Cinema com Rapadura

OPINIÃO   quinta-feira, 12 de setembro de 2019

Morto Não Fala (2018): entre a vida e a morte

Com excelentes atuações, mas um péssimo uso de efeitos especiais, primeiro longa-metragem do diretor Dennison Ramalho tem boas intenções.

Baseado num conto de Marco de Castro, “Morto Não Fala” é um terror dirigido por Dennison Ramalho, estreante no comando de longas-metragens. Acostumado com o gênero, o diretor tem carreira como roteirista. Ele escreveu “Encarnação do Demônio”, com José Mojica Marins, o Zé do Caixão, e trabalhou nas séries “Supermax” e “Carcereiros”. A obra conta a história de Stênio (Daniel de Oliveira), um homem que trabalha durante a madrugada no Instituto Médico Legal (IML) em um bairro violento em São Paulo.
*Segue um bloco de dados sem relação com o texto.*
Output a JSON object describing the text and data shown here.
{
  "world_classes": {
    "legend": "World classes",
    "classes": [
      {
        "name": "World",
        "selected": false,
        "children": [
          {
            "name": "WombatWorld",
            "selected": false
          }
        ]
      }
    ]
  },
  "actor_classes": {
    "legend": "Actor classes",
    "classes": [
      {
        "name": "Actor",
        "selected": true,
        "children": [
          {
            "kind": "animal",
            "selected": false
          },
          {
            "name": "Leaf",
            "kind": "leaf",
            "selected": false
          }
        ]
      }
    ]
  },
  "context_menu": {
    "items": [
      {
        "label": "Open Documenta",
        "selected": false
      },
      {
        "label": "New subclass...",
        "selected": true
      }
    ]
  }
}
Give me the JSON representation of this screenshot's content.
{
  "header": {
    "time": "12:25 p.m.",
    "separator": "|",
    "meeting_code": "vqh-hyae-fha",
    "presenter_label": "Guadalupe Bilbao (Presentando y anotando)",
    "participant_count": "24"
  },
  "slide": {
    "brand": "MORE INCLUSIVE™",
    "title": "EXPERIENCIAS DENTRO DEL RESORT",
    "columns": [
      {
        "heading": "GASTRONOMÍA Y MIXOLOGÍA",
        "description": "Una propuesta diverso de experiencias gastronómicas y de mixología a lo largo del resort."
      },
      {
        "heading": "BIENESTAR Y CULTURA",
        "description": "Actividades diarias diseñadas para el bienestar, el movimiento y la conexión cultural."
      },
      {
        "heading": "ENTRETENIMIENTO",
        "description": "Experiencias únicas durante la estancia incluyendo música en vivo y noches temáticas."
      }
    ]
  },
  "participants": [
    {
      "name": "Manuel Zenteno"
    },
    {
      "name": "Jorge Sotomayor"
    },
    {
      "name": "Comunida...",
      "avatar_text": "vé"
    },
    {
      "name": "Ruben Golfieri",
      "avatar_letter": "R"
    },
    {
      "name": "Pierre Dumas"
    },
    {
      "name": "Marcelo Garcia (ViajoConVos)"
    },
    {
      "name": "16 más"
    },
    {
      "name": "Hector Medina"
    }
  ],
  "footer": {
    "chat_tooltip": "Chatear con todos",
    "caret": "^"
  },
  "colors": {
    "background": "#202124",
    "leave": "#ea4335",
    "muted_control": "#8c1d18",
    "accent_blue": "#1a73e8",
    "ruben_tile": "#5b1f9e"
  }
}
Stênio tem o dom (ou a maldição) de se comunicar com os mortos. Sua relação com a esposa Odete (Fabiula Nascimento), que já estava desgastada, fica ainda pior quando um morto avisa que sua mulher tem um caso com Jaime (Marco Ricca), dono da padaria do bairro. Ligando as informações ditas pelos mortos que chegavam ao necrotério, Stênio cria um plano para o assassinato de Jaime. Desenvolvendo causa e efeito do acontecimento, o roteiro volta a sua atenção para a nova vida do protagonista, que vive atormentado enquanto tenta cuidar dos filhos do casal, Ciça (Annalara Prates) e Edson (Cauã Martins).

O sofrimento do protagonista demonstra como é exaustiva a vida das pessoas que convivem diariamente com a morte. Entretanto, sem saber lidar com as pessoas, sejam vivas ou mortas, Stênio aguarda que as coisas aconteçam e não toma a frente em nada. Assim, Lara (Bianca Comparato), filha de Jaime, é chamada para cuidar das crianças em casa enquanto ele segue em seu trabalho cada vez mais incomodado.

Ao invés de utilizar maquiagem nos próprios atores, o diretor escolhe usar efeitos visuais para simular as expressões faciais dos mortos com uma voz mixada. Utilizando CGI para apresentar a proposta, a precariedade dos efeitos e a falta de sincronização entre imagem e som causam uma sensação de estranhamento desnecessária.

Apostando no gore e em uma fotografia cinzenta, o filme não se apoia em sustos fáceis. O crescimento de tensão é acompanhado de um progresso dramático, focando na história da família em meio ao terror. Ao mesmo tempo que consegue mais tempo para desenvolver os seus personagens, o filme fica excessivamente longo – são cerca de duas horas para avançar com uma história que acaba se repetindo ao demonstrar os mais diversos níveis de loucura que uma pessoa pode atingir.

Excessivamente explicativo, o texto de Dennison e Claudia Jouvin não dá brecha para o espectador suspeitar de algo. Com excelentes atuações de Daniel de Oliveira e Bianca Comparato, as cenas com interações da dupla são as melhores do filme, ajudando a criar uma tensão para o terceiro ato. “Morto Não Fala” tem boas intenções em um gênero que ainda é pouco representado no Brasil, mas peca ao apostar de forma desnecessária em um CGI ruim em cenas essenciais.